I take my time with the meal despite the fatigue, chopping and simmering, letting the broth deepen while the rice softens.

It isn’t elaborate, but it’s warm, filling, and real.

There’s comfort in the ritual. In the small acts of care that still exist in a world coming undone.

When I open the last door and enter the hallway where the cells are, Orán immediately comes to the bars and peers through.

I go to Lila first. Even from several cells away, I feel his attention settle on me.

His gaze follows my every movement as I let Lila out and tell her to go ahead and head into the house.

She doesn’t leave right away. Instead, she drifts down the corridor toward Orán’s bars.

They speak softly, too quietly for me to hear from where I stand. Whatever passes between them is brief but weighted. At the end of it, Orán gives a single, solemn nod and watches as she finally turns and walks away.

Curiosity tugs at me.

But I’m also comforted by the knowledge that Lila will likely tell me most of what was said. Or at least, I believe she will.

I stop in front of Orán’s cell and pass him the covered plate.

“I’ll see you tomorrow,” I tell him. “And we can finally have that talk.”

Something shifts in his expression—hope, maybe, threaded with worry.

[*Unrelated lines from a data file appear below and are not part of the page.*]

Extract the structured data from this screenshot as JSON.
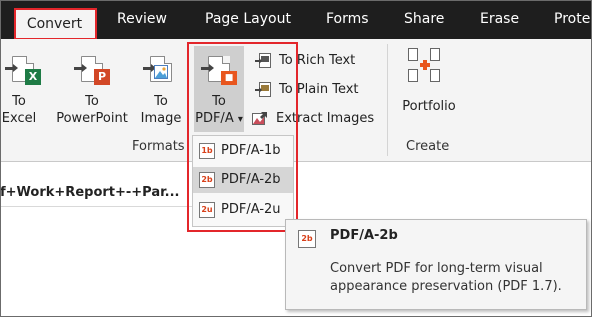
{
  "tabs": [
    {
      "label": "Convert",
      "active": true
    },
    {
      "label": "Review"
    },
    {
      "label": "Page Layout"
    },
    {
      "label": "Forms"
    },
    {
      "label": "Share"
    },
    {
      "label": "Erase"
    },
    {
      "label": "Prote"
    }
  ],
  "ribbon": {
    "to_excel": {
      "line1": "To",
      "line2": "Excel",
      "icon": "excel-icon",
      "badge": "X",
      "color": "#1e7b45"
    },
    "to_powerpoint": {
      "line1": "To",
      "line2": "PowerPoint",
      "icon": "powerpoint-icon",
      "badge": "P",
      "color": "#d24726"
    },
    "to_image": {
      "line1": "To",
      "line2": "Image",
      "icon": "image-icon"
    },
    "to_pdfa": {
      "line1": "To",
      "line2": "PDF/A",
      "dropdown": "▾",
      "icon": "pdfa-icon",
      "color": "#e8561e"
    },
    "rich_text": "To Rich Text",
    "plain_text": "To Plain Text",
    "extract_images": "Extract Images",
    "formats_label": "Formats",
    "portfolio": "Portfolio",
    "create_label": "Create"
  },
  "document": {
    "tab_title": "f+Work+Report+-+Par..."
  },
  "menu": {
    "items": [
      {
        "label": "PDF/A-1b",
        "icon_text": "1b"
      },
      {
        "label": "PDF/A-2b",
        "icon_text": "2b",
        "hover": true
      },
      {
        "label": "PDF/A-2u",
        "icon_text": "2u"
      }
    ]
  },
  "tooltip": {
    "icon_text": "2b",
    "title": "PDF/A-2b",
    "body": "Convert PDF for long-term visual appearance preservation (PDF 1.7)."
  },
  "colors": {
    "highlight_border": "#e3262b",
    "tabbar_bg": "#1e1e1e"
  }
}
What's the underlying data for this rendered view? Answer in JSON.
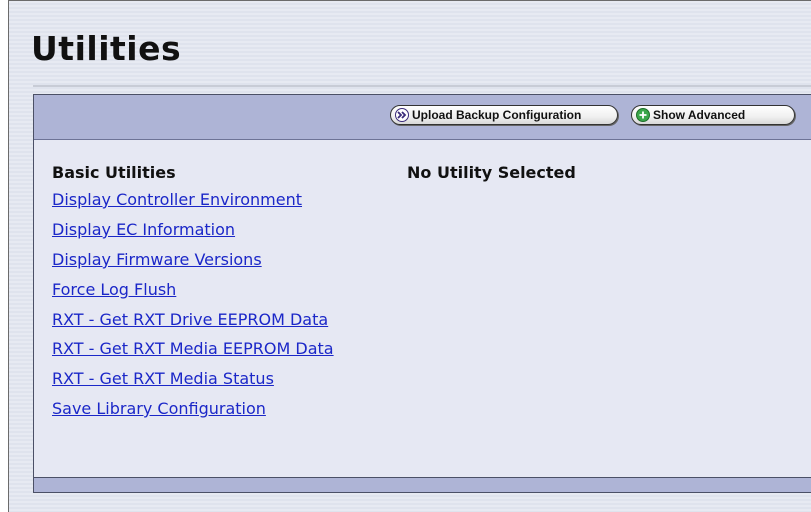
{
  "page": {
    "title": "Utilities"
  },
  "toolbar": {
    "upload_label": "Upload Backup Configuration",
    "upload_icon": "double-chevron-right-icon",
    "advanced_label": "Show Advanced",
    "advanced_icon": "plus-circle-icon"
  },
  "basic_utilities": {
    "heading": "Basic Utilities",
    "items": [
      {
        "label": "Display Controller Environment"
      },
      {
        "label": "Display EC Information"
      },
      {
        "label": "Display Firmware Versions"
      },
      {
        "label": "Force Log Flush"
      },
      {
        "label": "RXT - Get RXT Drive EEPROM Data"
      },
      {
        "label": "RXT - Get RXT Media EEPROM Data"
      },
      {
        "label": "RXT - Get RXT Media Status"
      },
      {
        "label": "Save Library Configuration"
      }
    ]
  },
  "detail": {
    "status_text": "No Utility Selected"
  },
  "colors": {
    "toolbar_bg": "#aeb4d6",
    "panel_bg": "#e6e8f3",
    "link": "#1b27c8",
    "plus_icon": "#3aa64a"
  }
}
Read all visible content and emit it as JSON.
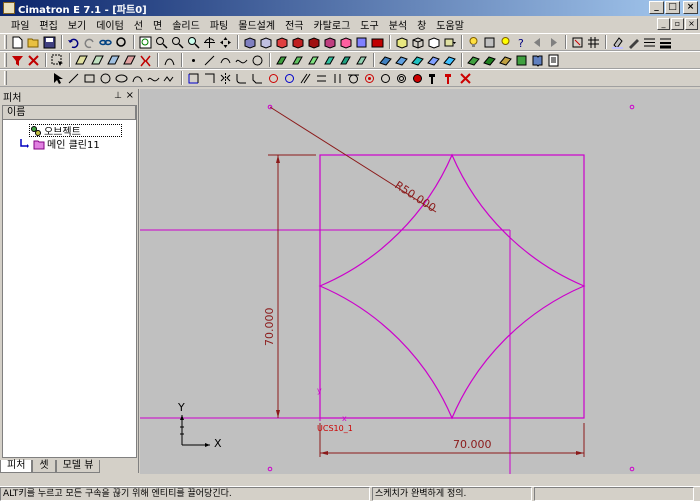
{
  "window": {
    "title": "Cimatron E 7.1 - [파트0]"
  },
  "menu": [
    "파일",
    "편집",
    "보기",
    "데이텀",
    "선",
    "면",
    "솔리드",
    "파팅",
    "몰드설계",
    "전극",
    "카탈로그",
    "도구",
    "분석",
    "창",
    "도움말"
  ],
  "panel": {
    "title": "피처",
    "column_header": "이름",
    "tree": [
      {
        "label": "오브젝트",
        "icon": "object-icon"
      },
      {
        "label": "메인 클린11",
        "icon": "sketch-icon"
      }
    ],
    "tabs": [
      "피처",
      "셋",
      "모델 뷰"
    ]
  },
  "canvas": {
    "radius_label": "R50.000",
    "dim_vertical": "70.000",
    "dim_horizontal": "70.000",
    "ucs_label": "UCS10_1",
    "axis_y": "Y",
    "axis_x": "X",
    "colors": {
      "sketch": "#cc00cc",
      "dimension": "#8b1a1a",
      "background": "#c0c0c0"
    }
  },
  "status": {
    "left": "ALT키를 누르고 모든 구속을 끊기 위해 엔티티를 끌어당긴다.",
    "right": "스케치가 완벽하게 정의."
  }
}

His mouth pulls into something that resembles a half smile, half frown, as if he can’t quite decide which emotion deserves more space.

I leave him and spend the next hour moving between tasks—cleaning equipment, sorting new supplies, resetting the workshop for tomorrow.

Despite the exhaustion dragging at my bones, sleep doesn’t come easily because I take my next dose of the elixir before bed, and as it often does now, it stirs up fevered dreams I can’t escape. This time, it carries me backward—to the memory that still haunts me.

The day that may be absent from my skin, but has been branded into my memory with utter clarity.